Reflection principles, propositional proof systems, and theories
Pavel Pudl\'ak

TL;DR
This paper explores reflection principles in propositional proof systems, analyzing their complexity and connections to arithmetical theories, with a focus on lower bounds and proof system conjectures.
Contribution
It revisits reflection principles for propositional proofs using a finer scale and connects proof complexity conjectures with associated proof systems and theories.
Findings
Proving lower bounds on Resolution proofs is hard within Resolution.
Survey of arithmetical theories and their associated proof systems.

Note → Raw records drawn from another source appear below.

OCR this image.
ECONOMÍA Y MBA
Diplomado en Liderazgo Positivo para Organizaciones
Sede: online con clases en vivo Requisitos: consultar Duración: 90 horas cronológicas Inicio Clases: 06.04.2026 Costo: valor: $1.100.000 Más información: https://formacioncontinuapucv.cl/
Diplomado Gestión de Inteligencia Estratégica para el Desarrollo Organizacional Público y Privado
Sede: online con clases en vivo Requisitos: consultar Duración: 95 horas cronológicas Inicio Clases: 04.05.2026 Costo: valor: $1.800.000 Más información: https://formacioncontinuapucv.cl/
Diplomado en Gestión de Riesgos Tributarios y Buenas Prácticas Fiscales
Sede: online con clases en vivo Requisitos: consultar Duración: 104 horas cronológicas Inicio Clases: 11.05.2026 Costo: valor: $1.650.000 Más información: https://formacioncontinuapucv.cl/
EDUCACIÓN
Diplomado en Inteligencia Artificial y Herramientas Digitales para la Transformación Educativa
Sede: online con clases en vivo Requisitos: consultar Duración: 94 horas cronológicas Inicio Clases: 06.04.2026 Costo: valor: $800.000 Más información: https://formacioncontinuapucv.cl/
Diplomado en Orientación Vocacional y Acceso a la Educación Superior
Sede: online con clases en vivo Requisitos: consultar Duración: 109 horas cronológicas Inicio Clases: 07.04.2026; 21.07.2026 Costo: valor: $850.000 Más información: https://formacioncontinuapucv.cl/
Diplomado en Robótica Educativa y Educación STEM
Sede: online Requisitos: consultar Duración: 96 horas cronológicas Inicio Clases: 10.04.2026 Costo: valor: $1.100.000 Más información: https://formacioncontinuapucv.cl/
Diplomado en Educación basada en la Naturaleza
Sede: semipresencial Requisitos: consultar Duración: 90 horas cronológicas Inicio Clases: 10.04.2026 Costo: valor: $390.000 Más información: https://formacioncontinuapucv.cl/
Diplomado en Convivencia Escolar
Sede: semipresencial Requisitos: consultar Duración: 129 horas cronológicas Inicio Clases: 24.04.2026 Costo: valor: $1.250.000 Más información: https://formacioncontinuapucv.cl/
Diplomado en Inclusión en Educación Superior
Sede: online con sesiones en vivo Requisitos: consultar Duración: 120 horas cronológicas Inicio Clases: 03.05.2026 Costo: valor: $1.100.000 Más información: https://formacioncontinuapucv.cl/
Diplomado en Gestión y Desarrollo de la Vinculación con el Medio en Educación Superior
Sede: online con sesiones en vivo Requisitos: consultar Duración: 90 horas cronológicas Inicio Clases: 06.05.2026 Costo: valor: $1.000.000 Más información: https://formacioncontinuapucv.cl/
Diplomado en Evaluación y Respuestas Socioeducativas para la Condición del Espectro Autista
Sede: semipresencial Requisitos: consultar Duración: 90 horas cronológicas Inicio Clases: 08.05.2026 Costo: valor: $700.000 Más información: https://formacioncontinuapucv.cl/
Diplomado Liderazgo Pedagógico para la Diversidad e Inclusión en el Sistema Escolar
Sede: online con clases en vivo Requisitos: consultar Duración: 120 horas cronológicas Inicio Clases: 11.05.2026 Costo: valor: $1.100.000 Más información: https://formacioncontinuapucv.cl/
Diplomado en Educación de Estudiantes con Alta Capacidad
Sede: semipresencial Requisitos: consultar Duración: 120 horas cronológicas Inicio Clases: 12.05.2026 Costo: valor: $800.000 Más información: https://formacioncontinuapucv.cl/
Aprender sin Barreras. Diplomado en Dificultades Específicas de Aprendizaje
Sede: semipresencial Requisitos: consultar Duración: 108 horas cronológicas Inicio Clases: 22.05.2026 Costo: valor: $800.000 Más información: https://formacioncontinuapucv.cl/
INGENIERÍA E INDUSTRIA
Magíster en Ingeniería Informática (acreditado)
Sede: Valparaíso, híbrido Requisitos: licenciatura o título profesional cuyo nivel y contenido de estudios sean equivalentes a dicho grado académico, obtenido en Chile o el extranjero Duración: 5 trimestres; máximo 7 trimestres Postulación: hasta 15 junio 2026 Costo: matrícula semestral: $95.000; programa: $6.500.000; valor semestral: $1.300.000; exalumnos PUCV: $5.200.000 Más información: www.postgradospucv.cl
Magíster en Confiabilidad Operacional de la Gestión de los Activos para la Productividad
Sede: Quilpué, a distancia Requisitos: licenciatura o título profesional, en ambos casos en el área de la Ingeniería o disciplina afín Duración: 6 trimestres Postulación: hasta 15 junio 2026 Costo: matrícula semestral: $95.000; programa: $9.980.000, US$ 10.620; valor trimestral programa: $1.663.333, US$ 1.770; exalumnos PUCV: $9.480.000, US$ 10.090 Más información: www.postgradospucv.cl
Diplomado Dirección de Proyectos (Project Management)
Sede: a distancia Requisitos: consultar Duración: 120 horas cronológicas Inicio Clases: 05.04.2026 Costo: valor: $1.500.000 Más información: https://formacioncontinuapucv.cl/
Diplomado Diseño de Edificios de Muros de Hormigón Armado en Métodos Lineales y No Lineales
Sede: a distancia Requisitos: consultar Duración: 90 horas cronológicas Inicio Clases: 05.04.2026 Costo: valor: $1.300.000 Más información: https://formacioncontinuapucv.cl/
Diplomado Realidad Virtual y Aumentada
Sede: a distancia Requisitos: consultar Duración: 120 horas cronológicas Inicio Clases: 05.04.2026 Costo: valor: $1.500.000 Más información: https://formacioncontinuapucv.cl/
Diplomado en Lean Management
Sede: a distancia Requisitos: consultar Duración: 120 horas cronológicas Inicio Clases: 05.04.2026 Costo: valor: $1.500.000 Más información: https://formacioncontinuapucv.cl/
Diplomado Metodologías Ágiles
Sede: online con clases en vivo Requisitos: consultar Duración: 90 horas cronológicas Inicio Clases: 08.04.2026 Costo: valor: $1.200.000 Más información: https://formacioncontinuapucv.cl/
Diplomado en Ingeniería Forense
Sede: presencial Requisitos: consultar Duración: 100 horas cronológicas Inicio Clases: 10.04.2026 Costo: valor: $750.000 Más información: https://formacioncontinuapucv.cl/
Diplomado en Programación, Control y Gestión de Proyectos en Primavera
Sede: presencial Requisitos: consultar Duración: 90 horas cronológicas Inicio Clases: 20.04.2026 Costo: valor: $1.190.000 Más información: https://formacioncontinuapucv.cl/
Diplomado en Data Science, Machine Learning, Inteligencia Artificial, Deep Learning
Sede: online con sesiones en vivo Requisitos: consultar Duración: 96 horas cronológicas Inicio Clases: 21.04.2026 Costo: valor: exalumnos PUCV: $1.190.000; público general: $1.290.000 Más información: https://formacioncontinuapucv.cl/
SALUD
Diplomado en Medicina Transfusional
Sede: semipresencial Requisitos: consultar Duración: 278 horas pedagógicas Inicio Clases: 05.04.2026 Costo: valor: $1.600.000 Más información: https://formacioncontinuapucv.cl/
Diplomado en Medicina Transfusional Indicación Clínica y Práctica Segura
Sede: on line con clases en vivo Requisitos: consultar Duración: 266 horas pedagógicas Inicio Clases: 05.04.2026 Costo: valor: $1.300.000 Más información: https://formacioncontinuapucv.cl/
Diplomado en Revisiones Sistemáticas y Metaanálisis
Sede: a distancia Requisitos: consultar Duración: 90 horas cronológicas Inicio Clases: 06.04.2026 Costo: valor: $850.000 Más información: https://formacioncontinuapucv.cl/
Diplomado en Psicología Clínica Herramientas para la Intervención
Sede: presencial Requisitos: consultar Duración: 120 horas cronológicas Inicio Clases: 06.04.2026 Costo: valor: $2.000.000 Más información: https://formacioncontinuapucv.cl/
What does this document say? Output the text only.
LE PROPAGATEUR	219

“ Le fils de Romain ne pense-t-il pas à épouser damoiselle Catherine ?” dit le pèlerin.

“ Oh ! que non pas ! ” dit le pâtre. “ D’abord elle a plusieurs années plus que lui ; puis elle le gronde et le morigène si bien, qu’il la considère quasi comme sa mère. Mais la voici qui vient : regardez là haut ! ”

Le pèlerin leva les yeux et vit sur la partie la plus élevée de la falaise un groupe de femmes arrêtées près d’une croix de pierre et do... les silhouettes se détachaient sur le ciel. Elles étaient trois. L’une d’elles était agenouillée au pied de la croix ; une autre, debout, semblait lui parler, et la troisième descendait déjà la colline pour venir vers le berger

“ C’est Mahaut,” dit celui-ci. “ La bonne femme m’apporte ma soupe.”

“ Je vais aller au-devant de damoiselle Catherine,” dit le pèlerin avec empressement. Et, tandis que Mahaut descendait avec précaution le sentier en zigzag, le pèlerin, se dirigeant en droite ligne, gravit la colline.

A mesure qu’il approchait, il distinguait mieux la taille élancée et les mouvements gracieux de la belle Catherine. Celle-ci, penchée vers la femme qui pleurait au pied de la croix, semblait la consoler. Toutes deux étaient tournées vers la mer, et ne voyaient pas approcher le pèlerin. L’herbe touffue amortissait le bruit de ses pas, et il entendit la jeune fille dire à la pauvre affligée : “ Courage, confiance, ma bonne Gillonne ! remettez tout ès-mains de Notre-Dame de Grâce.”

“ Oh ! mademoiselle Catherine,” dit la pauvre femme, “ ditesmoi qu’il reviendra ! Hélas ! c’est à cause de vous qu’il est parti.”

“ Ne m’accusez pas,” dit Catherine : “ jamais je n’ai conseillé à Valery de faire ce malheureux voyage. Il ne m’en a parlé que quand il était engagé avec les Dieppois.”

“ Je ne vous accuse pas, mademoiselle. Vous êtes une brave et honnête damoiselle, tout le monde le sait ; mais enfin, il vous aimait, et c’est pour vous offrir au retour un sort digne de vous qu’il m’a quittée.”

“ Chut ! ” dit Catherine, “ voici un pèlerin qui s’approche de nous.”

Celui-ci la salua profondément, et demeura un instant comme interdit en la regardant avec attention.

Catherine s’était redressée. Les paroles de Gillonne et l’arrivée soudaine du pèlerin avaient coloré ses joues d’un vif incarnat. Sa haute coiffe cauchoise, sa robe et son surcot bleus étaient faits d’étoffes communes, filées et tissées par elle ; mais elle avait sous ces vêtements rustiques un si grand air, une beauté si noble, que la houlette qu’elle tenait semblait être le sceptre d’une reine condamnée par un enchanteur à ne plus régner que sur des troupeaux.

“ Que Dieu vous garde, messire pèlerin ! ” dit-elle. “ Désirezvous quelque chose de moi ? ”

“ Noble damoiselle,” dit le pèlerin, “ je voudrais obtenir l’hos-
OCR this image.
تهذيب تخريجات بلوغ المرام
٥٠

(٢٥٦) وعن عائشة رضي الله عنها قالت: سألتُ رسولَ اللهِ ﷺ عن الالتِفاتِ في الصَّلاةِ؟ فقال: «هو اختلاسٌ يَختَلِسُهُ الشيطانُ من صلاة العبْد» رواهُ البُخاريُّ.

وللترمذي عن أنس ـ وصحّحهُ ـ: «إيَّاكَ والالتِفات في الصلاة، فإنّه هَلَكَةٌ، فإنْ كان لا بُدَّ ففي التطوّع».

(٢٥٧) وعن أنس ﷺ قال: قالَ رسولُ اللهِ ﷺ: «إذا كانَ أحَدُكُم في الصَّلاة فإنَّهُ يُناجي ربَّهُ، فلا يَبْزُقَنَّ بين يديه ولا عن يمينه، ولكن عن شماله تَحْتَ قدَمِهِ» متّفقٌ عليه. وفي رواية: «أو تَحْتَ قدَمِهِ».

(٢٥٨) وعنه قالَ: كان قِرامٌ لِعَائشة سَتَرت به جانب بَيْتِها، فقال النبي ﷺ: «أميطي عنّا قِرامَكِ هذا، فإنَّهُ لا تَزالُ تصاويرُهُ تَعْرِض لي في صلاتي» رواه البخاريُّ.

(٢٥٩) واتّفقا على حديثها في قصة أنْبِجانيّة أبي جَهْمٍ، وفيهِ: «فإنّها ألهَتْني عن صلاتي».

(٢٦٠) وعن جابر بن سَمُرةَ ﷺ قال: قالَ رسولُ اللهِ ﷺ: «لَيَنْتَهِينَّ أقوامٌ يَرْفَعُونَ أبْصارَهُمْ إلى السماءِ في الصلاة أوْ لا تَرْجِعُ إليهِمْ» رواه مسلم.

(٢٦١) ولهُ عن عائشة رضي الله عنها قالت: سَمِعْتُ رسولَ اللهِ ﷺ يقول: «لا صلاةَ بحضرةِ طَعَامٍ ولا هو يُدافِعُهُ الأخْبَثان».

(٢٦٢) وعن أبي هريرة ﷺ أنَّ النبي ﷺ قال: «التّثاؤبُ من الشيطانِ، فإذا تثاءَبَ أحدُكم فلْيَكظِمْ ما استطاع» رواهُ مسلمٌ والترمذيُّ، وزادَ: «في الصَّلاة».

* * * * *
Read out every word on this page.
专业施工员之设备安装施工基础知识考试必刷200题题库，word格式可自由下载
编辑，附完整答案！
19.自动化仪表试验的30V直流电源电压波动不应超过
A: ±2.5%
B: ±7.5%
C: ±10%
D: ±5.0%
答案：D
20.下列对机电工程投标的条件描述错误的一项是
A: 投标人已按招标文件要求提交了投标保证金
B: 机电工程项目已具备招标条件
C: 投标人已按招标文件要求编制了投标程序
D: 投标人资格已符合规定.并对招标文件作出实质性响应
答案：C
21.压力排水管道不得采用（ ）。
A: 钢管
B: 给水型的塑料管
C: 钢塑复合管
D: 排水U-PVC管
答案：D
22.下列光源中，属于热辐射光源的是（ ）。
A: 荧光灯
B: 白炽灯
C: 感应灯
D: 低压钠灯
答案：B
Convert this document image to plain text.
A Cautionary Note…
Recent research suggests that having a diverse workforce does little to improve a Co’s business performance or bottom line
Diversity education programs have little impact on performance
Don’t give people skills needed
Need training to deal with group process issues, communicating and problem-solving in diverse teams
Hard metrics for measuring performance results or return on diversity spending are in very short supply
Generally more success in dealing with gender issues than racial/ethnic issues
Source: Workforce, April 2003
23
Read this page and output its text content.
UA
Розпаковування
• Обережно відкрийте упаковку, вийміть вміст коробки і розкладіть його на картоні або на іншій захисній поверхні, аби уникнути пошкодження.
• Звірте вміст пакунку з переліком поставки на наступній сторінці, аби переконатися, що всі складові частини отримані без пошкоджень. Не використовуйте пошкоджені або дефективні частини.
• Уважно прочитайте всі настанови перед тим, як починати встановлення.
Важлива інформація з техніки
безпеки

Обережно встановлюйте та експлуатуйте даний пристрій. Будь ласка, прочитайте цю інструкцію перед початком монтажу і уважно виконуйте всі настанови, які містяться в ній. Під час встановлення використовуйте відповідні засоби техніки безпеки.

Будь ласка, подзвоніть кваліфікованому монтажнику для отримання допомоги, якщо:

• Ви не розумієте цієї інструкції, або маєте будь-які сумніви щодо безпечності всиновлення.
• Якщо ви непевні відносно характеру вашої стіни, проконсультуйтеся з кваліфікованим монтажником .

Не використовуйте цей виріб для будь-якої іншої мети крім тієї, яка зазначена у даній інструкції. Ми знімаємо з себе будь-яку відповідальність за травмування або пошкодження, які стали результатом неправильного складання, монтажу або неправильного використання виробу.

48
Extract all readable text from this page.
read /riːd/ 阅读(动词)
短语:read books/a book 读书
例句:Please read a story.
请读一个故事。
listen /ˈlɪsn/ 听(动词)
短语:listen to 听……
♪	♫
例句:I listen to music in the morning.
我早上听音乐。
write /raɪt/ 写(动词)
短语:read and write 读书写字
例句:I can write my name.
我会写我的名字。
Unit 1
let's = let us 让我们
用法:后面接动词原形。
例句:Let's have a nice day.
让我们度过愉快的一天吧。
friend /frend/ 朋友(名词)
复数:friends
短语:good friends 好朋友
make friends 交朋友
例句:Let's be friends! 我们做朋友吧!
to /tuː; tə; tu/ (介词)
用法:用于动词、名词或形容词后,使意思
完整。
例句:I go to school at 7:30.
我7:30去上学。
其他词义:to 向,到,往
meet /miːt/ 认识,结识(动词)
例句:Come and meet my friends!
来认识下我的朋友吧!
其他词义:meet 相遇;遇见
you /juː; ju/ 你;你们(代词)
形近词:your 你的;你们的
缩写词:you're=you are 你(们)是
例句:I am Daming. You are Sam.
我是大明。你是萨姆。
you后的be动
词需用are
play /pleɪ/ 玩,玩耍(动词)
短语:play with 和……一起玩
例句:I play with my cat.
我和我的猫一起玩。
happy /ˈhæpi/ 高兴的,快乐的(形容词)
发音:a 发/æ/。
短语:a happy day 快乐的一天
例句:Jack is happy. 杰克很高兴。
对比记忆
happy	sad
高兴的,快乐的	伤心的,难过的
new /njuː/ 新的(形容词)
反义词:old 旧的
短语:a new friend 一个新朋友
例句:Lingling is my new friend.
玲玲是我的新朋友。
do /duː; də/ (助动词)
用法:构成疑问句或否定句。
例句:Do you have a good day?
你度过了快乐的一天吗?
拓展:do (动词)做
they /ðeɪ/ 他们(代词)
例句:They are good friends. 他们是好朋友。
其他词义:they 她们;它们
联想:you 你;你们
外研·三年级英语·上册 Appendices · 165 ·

Connection established between proof complexity conjectures and theories.
Abstract
The reflection principle is the statement that if a sentence is provable then it is true. Reflection principles have been studied for first-order theories, but they also play an important role in propositional proof complexity. In this paper we will revisit some results about the reflection principles for propositional proofs systems using a finer scale of reflection principles. We will use the result that proving lower bounds on Resolution proofs is hard in Resolution. This appeared first in the recent article of Atserias and M\"uller as a key lemma and was generalized and simplified in some spin-off papers. We will also survey some results about arithmetical theories and proof systems associated with them. We will show a connection between a conjecture about proof complexity of finite consistency statements and a statement about proof systems associated with a theory.